Transforming AI with Hugging Face Models

A deep dive into innovation and excellence

4 min readAug 6, 2024

Imagine harnessing the power of some of the most advanced AI models at your fingertips, ready to tackle complex language tasks with remarkable precision. Hugging Face Models delivers this promise, offering a rich repository of state-of-the-art pre-trained models that have transformed the landscape of natural language processing. From generating human-like text to performing intricate language translations. Hugging Face Models provides the tools that drive innovation and enable ground breaking applications in AI. Dive into a world where cutting-edge technology meets ease of use, revolutionizing how we interact with and leverage artificial intelligence.

Table of Content

Model
Environment Setup
Training

Model

There are over 150K models on Hugging Face for many machine learning
tasks. In the earlier example, we discussed the sentiment analysis on IMDB

dataset using the pre-trained transformer model.
In this section, we will focus on the fine-tuning of the stable diffusion based
implementation of Dreambooth. Dreambooth is a text-to-image diffusion
model that generates images based on the text input provided. Typically, a

text-to-image model can generate an image based on a prompt like man
climbing Mount Everest. However, if you want the model to generate an
image of you climbing Mount Everest, Dreambooth can be used to fine-tune the model with a few images of yourself. Once the model is fine-tuned, it

can generate any image that includes you doing something. This makes
Dreambooth an effective tool for subject driven image generation.

Environment Setup

Please activate your Conda environment and enter this command
in the terminal. Follow the prompts and input the necessary parameters
accordingly.

accelerate config

The accelerate config command is typically used to set up the default

parameters for the Accelerate library, such as the precision mode for
example mixed precision or full precision, the gradient accumulation
settings and other related parameters. This command must be run before any

other code is executed in the PyTorch script to ensure the Accelerate library
is configured correctly.

Training

Make sure to download train_dreambooth.py from the GitHub and place it
on your computer.

https://github.com/huggingface/diffusers/tree/main/examples/dreambooth. Please run this command on your Terminal. This will start
training the Dreambooth model.

export MODEL_NAME="CompVis/stable-diffusion-v1-4"
export
INSTANCE_DIR="provide your file path here"
export
OUTPUT_DIR="provide your file path here"

accelerate launch train_dreambooth.py \

–pretrained_model_name_or_path=$MODEL_NAME \
 –instance_data_dir=$INSTANCE_DIR \

 –output_dir=$OUTPUT_DIR \

 –instance_prompt="a photo of sks boy" \

 –resolution=512 \

 –train_batch_size=1 \

 –gradient_accumulation_steps=1 \

 –learning_rate=5e-6 \

 –lr_scheduler="constant" \

 –lr_warmup_steps=0 \

 –max_train_steps=1000

To provide a better understanding of the parameter mentioned above, let us
explore its meaning in detail. To fine-tune the Dreambooth model, we need

to export three variables in the command line interface,
The first variable is MODEL_NAME, which specifies the name of the base model.
In this case, we are using the stable diffusion model.

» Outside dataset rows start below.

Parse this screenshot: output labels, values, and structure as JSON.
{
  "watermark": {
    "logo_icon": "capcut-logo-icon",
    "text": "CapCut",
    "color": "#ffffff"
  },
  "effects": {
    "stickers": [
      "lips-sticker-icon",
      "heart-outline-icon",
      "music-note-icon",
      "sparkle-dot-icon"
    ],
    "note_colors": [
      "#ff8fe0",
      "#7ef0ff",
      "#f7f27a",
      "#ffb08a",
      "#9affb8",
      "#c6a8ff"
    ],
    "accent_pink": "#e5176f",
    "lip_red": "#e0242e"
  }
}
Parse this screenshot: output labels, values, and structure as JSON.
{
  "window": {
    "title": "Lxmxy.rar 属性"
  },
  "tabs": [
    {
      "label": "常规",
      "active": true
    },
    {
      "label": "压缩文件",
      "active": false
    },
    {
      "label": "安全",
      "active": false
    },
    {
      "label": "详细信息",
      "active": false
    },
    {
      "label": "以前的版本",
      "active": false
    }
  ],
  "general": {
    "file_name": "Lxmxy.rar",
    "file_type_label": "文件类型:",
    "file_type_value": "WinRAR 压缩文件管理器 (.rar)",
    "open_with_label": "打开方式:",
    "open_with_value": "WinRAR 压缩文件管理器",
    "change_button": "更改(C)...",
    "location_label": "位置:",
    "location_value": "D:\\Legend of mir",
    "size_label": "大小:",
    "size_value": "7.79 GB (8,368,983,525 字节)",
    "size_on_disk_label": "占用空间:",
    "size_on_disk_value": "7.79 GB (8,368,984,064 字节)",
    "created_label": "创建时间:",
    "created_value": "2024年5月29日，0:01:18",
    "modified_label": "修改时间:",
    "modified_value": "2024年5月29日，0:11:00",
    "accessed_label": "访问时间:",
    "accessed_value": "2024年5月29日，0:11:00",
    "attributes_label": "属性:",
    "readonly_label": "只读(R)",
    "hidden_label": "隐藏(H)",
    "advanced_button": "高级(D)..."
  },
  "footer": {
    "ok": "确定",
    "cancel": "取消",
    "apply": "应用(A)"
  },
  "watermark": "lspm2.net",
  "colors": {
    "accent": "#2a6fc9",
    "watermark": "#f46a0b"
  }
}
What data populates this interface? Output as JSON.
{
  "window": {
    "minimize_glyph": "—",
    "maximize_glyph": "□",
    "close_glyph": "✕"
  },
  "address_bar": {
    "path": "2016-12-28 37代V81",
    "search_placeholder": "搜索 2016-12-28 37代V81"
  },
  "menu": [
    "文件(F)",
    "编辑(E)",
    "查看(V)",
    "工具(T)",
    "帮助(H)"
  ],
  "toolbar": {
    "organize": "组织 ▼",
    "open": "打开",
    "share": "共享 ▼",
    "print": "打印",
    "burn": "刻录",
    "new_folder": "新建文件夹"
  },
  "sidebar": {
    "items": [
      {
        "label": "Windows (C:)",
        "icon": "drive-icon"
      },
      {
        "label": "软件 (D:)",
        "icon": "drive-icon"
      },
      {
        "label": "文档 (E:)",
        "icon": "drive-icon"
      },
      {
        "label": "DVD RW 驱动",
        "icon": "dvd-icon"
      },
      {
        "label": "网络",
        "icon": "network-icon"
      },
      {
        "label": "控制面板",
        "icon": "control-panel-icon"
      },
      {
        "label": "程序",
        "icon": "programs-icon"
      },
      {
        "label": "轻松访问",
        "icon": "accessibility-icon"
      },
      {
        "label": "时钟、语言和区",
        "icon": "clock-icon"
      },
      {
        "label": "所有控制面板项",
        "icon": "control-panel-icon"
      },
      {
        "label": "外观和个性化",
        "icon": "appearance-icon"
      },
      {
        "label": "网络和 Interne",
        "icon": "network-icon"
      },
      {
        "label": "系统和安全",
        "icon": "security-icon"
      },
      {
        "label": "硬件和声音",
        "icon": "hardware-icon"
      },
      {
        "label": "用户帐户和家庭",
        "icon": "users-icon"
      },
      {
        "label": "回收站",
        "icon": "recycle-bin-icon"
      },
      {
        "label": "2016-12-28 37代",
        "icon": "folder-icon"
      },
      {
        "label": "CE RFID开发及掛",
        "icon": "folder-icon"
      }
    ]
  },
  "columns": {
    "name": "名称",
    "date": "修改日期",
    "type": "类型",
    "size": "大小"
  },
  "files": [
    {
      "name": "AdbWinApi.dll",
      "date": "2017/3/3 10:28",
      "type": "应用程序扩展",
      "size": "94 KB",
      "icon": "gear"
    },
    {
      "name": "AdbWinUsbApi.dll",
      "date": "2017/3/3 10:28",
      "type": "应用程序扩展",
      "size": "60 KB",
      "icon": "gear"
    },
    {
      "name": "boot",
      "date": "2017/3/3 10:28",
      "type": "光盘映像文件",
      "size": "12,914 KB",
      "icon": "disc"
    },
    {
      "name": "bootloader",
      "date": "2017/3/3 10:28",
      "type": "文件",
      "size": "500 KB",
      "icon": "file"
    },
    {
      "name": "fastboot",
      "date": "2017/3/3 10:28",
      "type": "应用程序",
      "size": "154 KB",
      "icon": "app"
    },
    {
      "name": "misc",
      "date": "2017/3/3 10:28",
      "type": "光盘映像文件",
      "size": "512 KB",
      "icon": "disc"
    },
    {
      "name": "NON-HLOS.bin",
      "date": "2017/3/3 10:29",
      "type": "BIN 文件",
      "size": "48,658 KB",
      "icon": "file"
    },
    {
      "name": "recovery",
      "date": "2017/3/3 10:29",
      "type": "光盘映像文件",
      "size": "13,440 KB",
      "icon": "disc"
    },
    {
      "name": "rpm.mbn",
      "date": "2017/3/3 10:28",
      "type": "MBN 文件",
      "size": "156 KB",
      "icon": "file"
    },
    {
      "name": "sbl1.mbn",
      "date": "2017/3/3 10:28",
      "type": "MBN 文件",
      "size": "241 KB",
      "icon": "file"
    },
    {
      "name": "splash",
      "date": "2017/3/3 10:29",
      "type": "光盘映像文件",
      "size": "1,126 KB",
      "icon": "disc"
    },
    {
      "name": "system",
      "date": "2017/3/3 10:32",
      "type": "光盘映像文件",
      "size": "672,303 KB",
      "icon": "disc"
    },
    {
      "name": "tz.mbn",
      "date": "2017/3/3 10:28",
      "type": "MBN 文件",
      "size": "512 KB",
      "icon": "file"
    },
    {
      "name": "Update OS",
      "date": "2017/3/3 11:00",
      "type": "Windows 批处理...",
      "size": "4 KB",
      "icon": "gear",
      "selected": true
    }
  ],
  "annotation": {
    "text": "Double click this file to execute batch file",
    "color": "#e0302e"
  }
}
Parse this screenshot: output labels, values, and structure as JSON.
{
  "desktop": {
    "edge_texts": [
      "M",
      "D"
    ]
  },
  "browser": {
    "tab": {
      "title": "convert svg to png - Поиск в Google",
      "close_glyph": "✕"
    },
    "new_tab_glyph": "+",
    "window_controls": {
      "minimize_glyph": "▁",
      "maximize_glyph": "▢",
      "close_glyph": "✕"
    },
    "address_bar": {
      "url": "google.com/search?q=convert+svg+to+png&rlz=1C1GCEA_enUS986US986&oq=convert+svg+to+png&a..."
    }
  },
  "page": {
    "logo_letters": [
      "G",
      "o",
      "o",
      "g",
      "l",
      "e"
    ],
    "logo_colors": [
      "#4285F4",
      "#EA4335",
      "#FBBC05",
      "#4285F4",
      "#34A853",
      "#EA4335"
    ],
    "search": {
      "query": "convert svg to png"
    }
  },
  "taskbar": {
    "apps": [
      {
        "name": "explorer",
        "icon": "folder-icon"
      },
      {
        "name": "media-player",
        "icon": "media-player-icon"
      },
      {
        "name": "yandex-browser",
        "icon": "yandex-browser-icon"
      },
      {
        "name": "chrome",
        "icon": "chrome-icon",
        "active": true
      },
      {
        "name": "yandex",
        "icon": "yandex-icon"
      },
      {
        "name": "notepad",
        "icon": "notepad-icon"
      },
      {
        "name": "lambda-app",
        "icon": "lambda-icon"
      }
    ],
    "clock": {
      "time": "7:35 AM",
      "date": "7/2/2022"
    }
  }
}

The second variable is INSTANCE_DIR, which specifies the photo’s location for
fine tuning the model. We recommend using 5-10 images in PNG format. I

used these three photos in my fine-tuning. You could use any subject,
including cat, flower, yourself and so on. However, a photo with a clear face
and transparent background seems to work better.

The third variable is OUTPUT_DIR, which specifies the directory where
the fine tuned model will be saved. Please ensure that this directory is
empty before running the code.
The instance_prompt parameter is a crucial identifier that is required
for inference. In the provided code, the instance_prompt is set as a

photo of sks boy. Please ensure that you provide an appropriate

identifier for your training process, as this will be necessary for
accurate inference.

The total training time for the model may vary based on the specifications of
your computer and the configuration you have set for acceleration. It
typically takes 30 minutes to 1 hour to complete the entire training process.
As an example, I conducted the training on a Mac with an M2 Max

processor and 32 GB of RAM and it took me 45 minutes.

Conclusion

Finally, we are harnessing the full potential of AI models hinges on a seamless integration of model selection, environment setup and rigorous training. Choosing the right model is the first crucial step as it dictates the capabilities and performance of your AI solution. Setting up the environment efficiently ensures that all necessary tools and dependencies are in place, facilitating smooth development and execution. The training process then refines the model, allowing it to learn from data and improve its accuracy and functionality. Together, these elements create a powerful synergy that drives the success of AI projects, transforming innovative ideas into tangible high performing applications. Hugging Face Models epitomize this process, offering pre-trained models and a streamlined setup that accelerate development and push the boundaries of what’s possible in artificial intelligence.